Gustaaf Joos (/nl/; 5 July 1923 – 2 November 2004) was a prelate of the Diocese of Ghent, who was elevated to the Catholic College of Cardinals on 21 October 2003 by Pope John Paul II.

==Biography==
He studied with Karol Woytyla in the Belgian Pontifical College before the latter's election to Pope John Paul II.
Before his nomination as cardinal he was made a member of the St Bavo Chapter in 1961. Canon Joos was a judicial vicar in ecclesiastical tribunals of the diocese of Ghent, doctor in canon law. He was professor at CIBI and the seminary.

In 2003 the Vatican published the wish of the pope to create Joos cardinal in the next Consistory. In Belgium everyone was surprised, in the Belgian media he was only known as a parish priest. Belgian media mistook him for another priest just after he was elevated to cardinal. It was the first time in the history of the diocese that a canon was elevated to cardinal. His elevation as cardinal was seen by many as gratitude from Pope John Paul II towards his long-time friend.

After announcing his intention to elevate Canon Joos to the rank of cardinal, Pope John Paul also appointed him titular Bishop of Ypres, and Joos was consecrated on 7 October 2003, days before the consistory at which he became a member of the College of Cardinals. After his elevation, Cardinal Joos continued to live in the Diocese of Ghent, serving as a parish priest and as judicial vicar in ecclesiastical tribunals.

The cardinal died in Landskouter, and received a pontifical funeral in Saint-Bavo cathedral. He was buried like requested in Landskouter, and not in the Cathedral of Ghent.

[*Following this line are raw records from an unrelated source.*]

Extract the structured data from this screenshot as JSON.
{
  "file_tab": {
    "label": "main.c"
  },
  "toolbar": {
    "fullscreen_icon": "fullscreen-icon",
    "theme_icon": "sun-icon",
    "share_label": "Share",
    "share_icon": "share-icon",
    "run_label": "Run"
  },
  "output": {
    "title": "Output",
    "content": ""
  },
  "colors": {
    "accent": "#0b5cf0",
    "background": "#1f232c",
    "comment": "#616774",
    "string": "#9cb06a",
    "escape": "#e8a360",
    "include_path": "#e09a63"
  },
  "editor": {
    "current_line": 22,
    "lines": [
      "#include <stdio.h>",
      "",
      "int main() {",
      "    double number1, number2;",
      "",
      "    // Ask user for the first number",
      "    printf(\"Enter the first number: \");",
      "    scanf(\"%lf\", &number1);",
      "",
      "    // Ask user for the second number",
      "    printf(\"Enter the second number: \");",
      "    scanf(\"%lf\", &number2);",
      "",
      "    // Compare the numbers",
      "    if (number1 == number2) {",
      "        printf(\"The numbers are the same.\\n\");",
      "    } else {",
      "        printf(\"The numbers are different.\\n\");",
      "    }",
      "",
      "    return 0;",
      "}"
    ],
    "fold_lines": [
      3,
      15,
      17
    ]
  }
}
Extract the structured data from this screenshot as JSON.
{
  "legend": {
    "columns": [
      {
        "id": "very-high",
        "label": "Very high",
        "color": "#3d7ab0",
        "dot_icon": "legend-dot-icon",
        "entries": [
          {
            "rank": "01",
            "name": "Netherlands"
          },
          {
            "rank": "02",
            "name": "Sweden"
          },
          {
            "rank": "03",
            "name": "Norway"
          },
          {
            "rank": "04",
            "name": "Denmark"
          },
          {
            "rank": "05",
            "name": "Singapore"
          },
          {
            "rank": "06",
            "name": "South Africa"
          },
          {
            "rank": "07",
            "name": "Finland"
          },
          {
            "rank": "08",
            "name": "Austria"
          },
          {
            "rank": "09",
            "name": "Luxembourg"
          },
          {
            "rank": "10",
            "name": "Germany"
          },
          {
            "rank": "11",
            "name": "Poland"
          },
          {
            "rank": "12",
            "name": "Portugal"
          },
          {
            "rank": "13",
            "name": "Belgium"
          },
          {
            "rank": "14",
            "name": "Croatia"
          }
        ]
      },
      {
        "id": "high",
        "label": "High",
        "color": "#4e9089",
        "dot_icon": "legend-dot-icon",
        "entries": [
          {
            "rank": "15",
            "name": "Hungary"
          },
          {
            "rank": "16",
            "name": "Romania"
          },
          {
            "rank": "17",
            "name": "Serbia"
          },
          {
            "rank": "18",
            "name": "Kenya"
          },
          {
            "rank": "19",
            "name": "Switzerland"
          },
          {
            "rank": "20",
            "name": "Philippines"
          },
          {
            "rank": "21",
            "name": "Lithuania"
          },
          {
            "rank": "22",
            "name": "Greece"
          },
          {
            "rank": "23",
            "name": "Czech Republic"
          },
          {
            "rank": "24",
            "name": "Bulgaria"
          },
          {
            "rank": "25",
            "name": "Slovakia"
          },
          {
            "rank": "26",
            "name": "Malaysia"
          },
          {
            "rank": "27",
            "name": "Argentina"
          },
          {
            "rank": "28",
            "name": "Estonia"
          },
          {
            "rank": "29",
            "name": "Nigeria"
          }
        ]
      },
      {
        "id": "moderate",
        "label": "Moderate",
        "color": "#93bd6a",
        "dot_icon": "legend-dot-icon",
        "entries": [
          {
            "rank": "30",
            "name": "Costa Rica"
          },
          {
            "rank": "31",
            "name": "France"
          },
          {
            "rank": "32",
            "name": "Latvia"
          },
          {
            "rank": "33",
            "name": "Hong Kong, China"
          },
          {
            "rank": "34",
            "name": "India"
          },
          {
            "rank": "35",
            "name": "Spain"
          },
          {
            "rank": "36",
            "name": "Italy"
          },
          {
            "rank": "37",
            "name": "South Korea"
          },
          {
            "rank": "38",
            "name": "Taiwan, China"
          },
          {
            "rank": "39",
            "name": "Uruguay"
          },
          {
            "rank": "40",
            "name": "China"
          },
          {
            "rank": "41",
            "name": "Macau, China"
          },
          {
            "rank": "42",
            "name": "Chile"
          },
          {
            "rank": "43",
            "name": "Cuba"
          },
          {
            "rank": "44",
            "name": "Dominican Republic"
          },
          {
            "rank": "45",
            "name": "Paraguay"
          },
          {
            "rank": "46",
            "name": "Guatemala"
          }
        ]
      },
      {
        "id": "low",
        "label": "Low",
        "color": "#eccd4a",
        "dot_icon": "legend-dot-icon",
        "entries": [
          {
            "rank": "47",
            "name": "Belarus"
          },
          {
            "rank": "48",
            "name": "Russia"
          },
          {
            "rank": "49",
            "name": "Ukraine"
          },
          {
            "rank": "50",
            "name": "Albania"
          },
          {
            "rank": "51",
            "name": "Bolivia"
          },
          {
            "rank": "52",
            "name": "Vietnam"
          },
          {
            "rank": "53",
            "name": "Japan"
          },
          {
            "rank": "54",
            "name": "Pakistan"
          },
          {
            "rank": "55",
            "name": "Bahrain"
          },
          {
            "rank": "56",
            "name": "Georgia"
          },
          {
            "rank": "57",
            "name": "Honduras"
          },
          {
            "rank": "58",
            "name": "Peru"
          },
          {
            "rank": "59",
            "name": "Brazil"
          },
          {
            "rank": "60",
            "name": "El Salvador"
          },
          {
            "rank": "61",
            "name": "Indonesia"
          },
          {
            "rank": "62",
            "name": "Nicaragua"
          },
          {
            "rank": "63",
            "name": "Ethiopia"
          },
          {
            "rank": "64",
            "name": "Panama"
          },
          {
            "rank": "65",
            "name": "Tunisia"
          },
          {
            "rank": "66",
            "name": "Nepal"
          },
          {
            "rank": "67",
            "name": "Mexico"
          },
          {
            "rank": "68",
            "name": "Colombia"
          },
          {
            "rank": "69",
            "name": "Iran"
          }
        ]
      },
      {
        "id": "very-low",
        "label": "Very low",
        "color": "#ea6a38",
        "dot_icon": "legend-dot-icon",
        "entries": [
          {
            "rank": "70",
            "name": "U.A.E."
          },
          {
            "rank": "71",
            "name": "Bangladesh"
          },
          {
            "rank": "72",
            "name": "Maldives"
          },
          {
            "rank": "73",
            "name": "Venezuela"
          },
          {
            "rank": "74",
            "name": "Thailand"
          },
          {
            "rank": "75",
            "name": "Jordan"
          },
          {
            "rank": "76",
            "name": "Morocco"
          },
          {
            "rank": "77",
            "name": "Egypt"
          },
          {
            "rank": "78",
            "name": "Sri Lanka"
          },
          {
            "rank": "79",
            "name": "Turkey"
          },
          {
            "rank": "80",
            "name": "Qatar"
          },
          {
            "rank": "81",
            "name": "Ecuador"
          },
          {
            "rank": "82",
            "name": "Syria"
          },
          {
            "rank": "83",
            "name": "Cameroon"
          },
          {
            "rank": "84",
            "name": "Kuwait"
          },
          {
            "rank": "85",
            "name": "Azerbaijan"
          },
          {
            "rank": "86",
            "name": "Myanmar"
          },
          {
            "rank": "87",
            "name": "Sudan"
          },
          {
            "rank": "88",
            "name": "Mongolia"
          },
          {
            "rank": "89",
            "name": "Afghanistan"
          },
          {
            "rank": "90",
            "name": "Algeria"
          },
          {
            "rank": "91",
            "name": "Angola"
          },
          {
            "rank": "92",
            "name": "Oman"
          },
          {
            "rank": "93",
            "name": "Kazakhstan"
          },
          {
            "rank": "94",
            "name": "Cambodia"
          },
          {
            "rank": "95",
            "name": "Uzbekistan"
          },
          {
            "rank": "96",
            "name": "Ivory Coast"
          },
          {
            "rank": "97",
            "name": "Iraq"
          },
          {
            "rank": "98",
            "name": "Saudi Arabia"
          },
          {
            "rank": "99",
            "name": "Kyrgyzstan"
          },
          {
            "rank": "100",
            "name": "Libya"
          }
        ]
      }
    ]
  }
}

==Interview of Gustaaf Joos with P-magazine==
Joos gained notoriety in January 2004, when in an interview to Belgian P-Magazine, he said, about homosexuals:

"I am prepared to sign here in my blood that of all those who say they are lesbian or gay, at most five to 10 per cent are effectively lesbian or gay. All the rest are sexual perverts. I demand you write this down. If they come to protest on my doorstep, I don't care. I'm just speaking out on what thousands of people are thinking but never get a chance to say. Real homosexuals don't wander in the streets in colourful suits. Those are people who have a serious problem and have to live with that. And if they err, they will be forgiven."

about politics and universal suffrage:

"Politics, democracy. Don't make me laugh. The right to vote, what is that all about? I find it strange that a snot-nosed 18-year-old has the same vote as a father of seven. One has no responsibilities whatsoever, the other provides tomorrow's citizens. "

and about prostitution:

"If a man thinks he needs sex or is going to explode, it is better to find a prostitute than seduce or rape a girl. At least there are no innocent victims involved".

Joos also expressed admiration for Cyriel Verschaeve, a Belgian priest and poet who was convicted as a Nazi collaborator for recruiting young men for the Eastern Front during the Second World War.

This interview created a stir in some Belgian media. Upon the fierce reaction of those media, Joos always stood by his comments. Godfried Cardinal Danneels distanced himself from Joos through his spokesman Toon Osaer, while the Belgian Centre for Equal Opportunities and Opposition to Racism threatened to sue him for violating an anti-discrimination law. As a consequence of this interview, Cardinal Joos received death threats.